The connection between Averroes’s commentaries on Aristotle and Raphael’s depiction of Aristotle goes, however, much deeper.

Between roughly 750 and 1100, the center of knowledge and learning in the west was Baghdad. By comparison, London, Paris and Rome were hick towns. Brilliant Muslim scientists and artists made historic advances in almost everything: architecture, astronomy, chemistry, mathematics, medicine, music, poetry, philosophy and physics.
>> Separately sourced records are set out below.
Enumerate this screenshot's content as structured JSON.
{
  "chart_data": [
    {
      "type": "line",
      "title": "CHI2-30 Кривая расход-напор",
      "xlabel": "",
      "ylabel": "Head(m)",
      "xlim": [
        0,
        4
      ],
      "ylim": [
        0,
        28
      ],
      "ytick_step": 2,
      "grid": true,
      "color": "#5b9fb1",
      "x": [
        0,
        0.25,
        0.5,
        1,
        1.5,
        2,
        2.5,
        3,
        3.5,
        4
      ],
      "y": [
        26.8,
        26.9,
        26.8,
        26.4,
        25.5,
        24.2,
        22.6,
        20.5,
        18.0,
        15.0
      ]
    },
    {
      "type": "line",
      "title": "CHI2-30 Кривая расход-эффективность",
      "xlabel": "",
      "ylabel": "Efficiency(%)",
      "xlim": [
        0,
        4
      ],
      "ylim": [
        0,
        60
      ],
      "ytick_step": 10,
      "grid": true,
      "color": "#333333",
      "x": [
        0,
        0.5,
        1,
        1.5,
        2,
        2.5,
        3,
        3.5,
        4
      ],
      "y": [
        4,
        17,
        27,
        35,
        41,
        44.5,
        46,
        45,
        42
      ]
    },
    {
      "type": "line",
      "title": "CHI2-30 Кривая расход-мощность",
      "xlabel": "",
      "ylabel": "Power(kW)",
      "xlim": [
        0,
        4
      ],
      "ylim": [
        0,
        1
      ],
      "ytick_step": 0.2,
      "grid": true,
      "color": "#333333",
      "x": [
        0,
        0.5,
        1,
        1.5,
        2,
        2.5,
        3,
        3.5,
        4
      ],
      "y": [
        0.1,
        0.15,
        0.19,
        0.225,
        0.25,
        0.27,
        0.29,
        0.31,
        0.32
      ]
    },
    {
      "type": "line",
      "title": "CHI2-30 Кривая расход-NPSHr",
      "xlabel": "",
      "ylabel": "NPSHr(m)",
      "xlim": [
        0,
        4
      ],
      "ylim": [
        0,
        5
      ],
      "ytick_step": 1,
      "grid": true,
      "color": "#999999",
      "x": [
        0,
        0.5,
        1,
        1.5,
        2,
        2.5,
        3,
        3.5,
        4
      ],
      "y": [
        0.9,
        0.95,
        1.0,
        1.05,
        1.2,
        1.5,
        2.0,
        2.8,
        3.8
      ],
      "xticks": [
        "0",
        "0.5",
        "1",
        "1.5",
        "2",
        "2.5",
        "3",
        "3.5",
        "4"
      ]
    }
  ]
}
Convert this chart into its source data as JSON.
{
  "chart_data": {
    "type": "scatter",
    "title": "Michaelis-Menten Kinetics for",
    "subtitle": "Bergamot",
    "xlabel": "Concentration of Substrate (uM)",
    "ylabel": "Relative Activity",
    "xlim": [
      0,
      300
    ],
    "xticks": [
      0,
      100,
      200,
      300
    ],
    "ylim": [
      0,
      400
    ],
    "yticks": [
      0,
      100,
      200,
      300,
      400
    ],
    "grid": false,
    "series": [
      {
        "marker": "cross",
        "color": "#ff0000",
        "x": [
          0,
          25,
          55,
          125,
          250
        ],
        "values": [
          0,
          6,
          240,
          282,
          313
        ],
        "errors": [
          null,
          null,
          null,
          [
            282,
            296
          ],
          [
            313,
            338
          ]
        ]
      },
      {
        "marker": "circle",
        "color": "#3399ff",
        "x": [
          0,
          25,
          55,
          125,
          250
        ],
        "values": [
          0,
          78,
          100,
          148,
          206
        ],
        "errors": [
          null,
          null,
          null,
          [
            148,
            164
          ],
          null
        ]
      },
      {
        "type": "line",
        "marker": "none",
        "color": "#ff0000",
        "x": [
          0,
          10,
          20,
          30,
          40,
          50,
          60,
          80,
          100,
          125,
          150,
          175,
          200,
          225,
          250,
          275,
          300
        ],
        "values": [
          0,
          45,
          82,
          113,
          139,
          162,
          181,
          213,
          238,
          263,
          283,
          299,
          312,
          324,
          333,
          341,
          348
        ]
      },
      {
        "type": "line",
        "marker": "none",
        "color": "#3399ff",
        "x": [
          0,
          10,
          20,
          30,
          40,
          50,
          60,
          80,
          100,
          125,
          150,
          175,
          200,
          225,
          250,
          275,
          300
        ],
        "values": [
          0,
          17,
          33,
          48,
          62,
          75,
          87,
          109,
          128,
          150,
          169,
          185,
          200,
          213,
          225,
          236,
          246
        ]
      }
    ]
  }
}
To explain what happened to this new knowledge, we need to go back to the year 661, 29 years after the Prophet’s death in 632. In that year, the Umayyad clan, centered in Damascus, dominated Islam and with unprecedented speed the Arabs conquered all of North Africa. In 711, an Arab-led army crossed the Straits of Gibraltar and within half a dozen years, much of the Iberian Peninsula was under Muslim rule.

In 750, the Umayyads were overthrown by the Abbasid clan who established their Caliphate in Baghdad. But the 19-year-old grandson, Abd-al-Rahman, of the deposed Umayyad caliph escaped the coup and in a journey worthy of a real life Ulysses, he reached Cordoba where he became emir of al-Andalus.

It was Rahman who started construction of the Great Mosque in Cordoba. It was his Umayyad successors who built libraries larger than the largest libraries in Europe, and who built the university in Cordoba, 100 years earlier than the first European university in Bologna, Italy. The cultural competition between these antagonists, Umayyads in Spain and Abbasids in Baghdad, was intellectually dazzling, producing unprecedented advances in knowledge.

In sum, Muslim intellectual accomplishments from the Middle East seeped west across North Africa and then north into Spain. Combined with those made in Spain, the new knowledge oozed across the Pyrenees and became an important foundation of the European Renaissance.

Averroes influenced both Moses Maimonides (1135-1204) and Thomas Aquinas (1225-1274), all three—Muslim, Jew and Catholic—declaring that faith and reason are compatible, and that it is ok to think!

David Lenefsky practices law in Manhattan. He gave an expanded talk on Raphael’s painting to the Young President’s Organization visiting the Vatican in 2007 and Amman, Jordan in 2010.